Fin 2011, quelques semaines avant l’entrée en vigueur du "six-pack", le fameux paquet sur la gouvernance économique, la Commission européenne mettait sur la table deux nouveaux projets de règlements visant à renforcer la coordination et la surveillance budgétaire au sein de la zone euro.
Le 13 juin 2012, le Parlement européen, réuni en plénière s’est prononcé sur ces deux textes.
Les rapporteurs pour ces deux règlements, Jean-Paul Gauzès (PPE) et Elisa Ferreira (S&D), n’ont pas manqué de faire des propositions modifiant le texte de la Commission.
Ils insistent en effet sur la nécessité d’orienter les prochaines législations sur la gouvernance économique sur la croissance, et ils veillent à ce que les nouveaux pouvoirs de la Commission en matière d’évaluation des budgets des pays de la zone euro soient soumis à un meilleur contrôle démocratique. Mais les parlementaires ont aussi proposé une coordination de l'émission de la dette et une protection juridique pour les pays risquant le défaut de paiement.
Leurs rapports respectifs ont été adoptés, offrant au Parlement européen une position à défendre lors des négociations qui vont pouvoir commencer avec le Conseil.Le rapport de Jean-Paul Gauzès a été adopté par 471 voix pour, 97 voix contre et 78 abstentions et le rapport d’Elisa Ferreira a été adopté par 501 voix pour, 138 voix contre, et 36 abstentions.

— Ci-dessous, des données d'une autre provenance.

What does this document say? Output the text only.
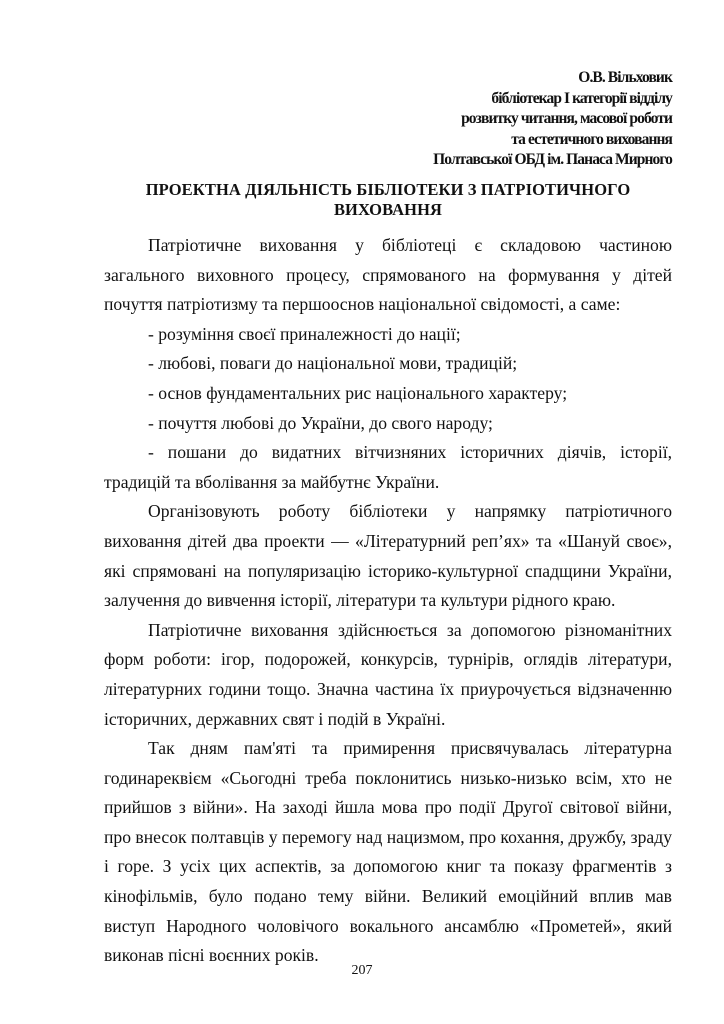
О.В. Вільховик
бібліотекар І категорії відділу
розвитку читання, масової роботи
та естетичного виховання
Полтавської ОБД ім. Панаса Мирного
ПРОЕКТНА ДІЯЛЬНІСТЬ БІБЛІОТЕКИ З ПАТРІОТИЧНОГО
ВИХОВАННЯ

Патріотичне виховання у бібліотеці є складовою частиною загального виховного процесу, спрямованого на формування у дітей почуття патріотизму та першооснов національної свідомості, а саме:

- розуміння своєї приналежності до нації;

- любові, поваги до національної мови, традицій;

- основ фундаментальних рис національного характеру;

- почуття любові до України, до свого народу;

- пошани до видатних вітчизняних історичних діячів, історії, традицій та вболівання за майбутнє України.

Організовують роботу бібліотеки у напрямку патріотичного виховання дітей два проекти — «Літературний реп’ях» та «Шануй своє», які спрямовані на популяризацію історико-культурної спадщини України, залучення до вивчення історії, літератури та культури рідного краю.

Патріотичне виховання здійснюється за допомогою різноманітних форм роботи: ігор, подорожей, конкурсів, турнірів, оглядів літератури, літературних години тощо. Значна частина їх приурочується відзначенню історичних, державних свят і подій в Україні.

Так дням пам'яті та примирення присвячувалась літературна годинареквієм «Сьогодні треба поклонитись низько-низько всім, хто не прийшов з війни». На заході йшла мова про події Другої світової війни, про внесок полтавців у перемогу над нацизмом, про кохання, дружбу, зраду і горе. З усіх цих аспектів, за допомогою книг та показу фрагментів з кінофільмів, було подано тему війни. Великий емоційний вплив мав виступ Народного чоловічого вокального ансамблю «Прометей», який виконав пісні воєнних років.

207
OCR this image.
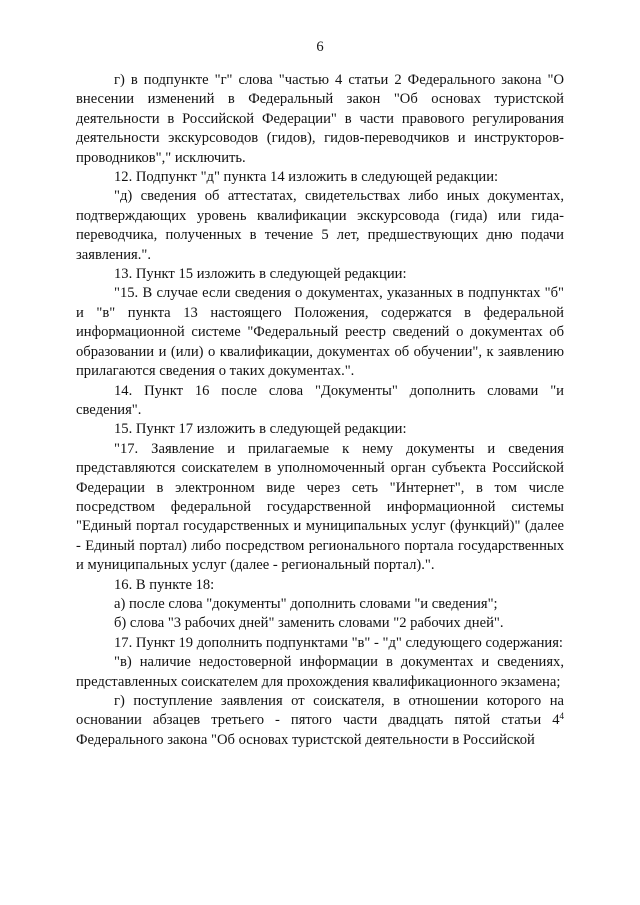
6

г) в подпункте "г" слова "частью 4 статьи 2 Федерального закона "О внесении изменений в Федеральный закон "Об основах туристской деятельности в Российской Федерации" в части правового регулирования деятельности экскурсоводов (гидов), гидов-переводчиков и инструкторов-проводников"," исключить.

12. Подпункт "д" пункта 14 изложить в следующей редакции:

"д) сведения об аттестатах, свидетельствах либо иных документах, подтверждающих уровень квалификации экскурсовода (гида) или гида-переводчика, полученных в течение 5 лет, предшествующих дню подачи заявления.".

13. Пункт 15 изложить в следующей редакции:

"15. В случае если сведения о документах, указанных в подпунктах "б" и "в" пункта 13 настоящего Положения, содержатся в федеральной информационной системе "Федеральный реестр сведений о документах об образовании и (или) о квалификации, документах об обучении", к заявлению прилагаются сведения о таких документах.".

14. Пункт 16 после слова "Документы" дополнить словами "и сведения".

15. Пункт 17 изложить в следующей редакции:

"17. Заявление и прилагаемые к нему документы и сведения представляются соискателем в уполномоченный орган субъекта Российской Федерации в электронном виде через сеть "Интернет", в том числе посредством федеральной государственной информационной системы "Единый портал государственных и муниципальных услуг (функций)" (далее - Единый портал) либо посредством регионального портала государственных и муниципальных услуг (далее - региональный портал).".

16. В пункте 18:

а) после слова "документы" дополнить словами "и сведения";

б) слова "3 рабочих дней" заменить словами "2 рабочих дней".

17. Пункт 19 дополнить подпунктами "в" - "д" следующего содержания:

"в) наличие недостоверной информации в документах и сведениях, представленных соискателем для прохождения квалификационного экзамена;

г) поступление заявления от соискателя, в отношении которого на основании абзацев третьего - пятого части двадцать пятой статьи $4^4$ Федерального закона "Об основах туристской деятельности в Российской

Le premier règlement proposé par la Commission vise à renforcer la surveillance des politiques budgétaires dans les États membres de la zone euro en leur demandant de présenter leurs projets de budget à la même période chaque année et en conférant à la Commission le droit de les analyser et, le cas échéant, d'émettre un avis à leur sujet. La Commission pourrait demander leur révision au cas où elle estimerait qu'ils manquent gravement aux obligations politiques fixées par le pacte de stabilité et de croissance. Ces initiatives seraient portées à la connaissance du grand public de manière à garantir une parfaite transparence. Les États membres de la zone euro seraient également tenus de mettre en place des conseils budgétaires indépendants et de fonder leurs budgets sur des prévisions indépendantes.
Cette procédure préventive permettrait à la Commission et aux autres Etats membres de la zone euro d’évaluer les projets de budget avant que les lois budgétaires ne soient votées et de donner son avis à leur sujet.
Le règlement propose aussi un suivi plus étroit et des obligations d'information pour les pays de la zone euro soumis à une procédure pour déficit excessif, à appliquer de manière continue tout au long du cycle budgétaire. Ce suivi permettrait à la Commission, en cas de risque de non-respect des délais donnés pour corriger un déficit excessif, d’adresser à l’Etat membre concerné une recommandation, qui, une fois suivie de sa réponse par l’Etat membre, permettrait d’évaluer si un Etat membre a bien pris les mesures effectives prévues.
Dans le rapport élaboré par Elisa Ferreira et soumis au vote des parlementaires, l’accent est mis sur les principes démocratiques dans le processus budgétaire, l’intention du Parlement européen étant de tracer des limites aux pouvoirs qu’exercerait la Commission par le biais d'"actes délégués".
Le texte voté vise ainsi à créer un environnement de coopération entre la Commission européenne et les parlements nationaux, ainsi que d'encourager l'implication des partenaires sociaux nationaux et des organisations de la société civile.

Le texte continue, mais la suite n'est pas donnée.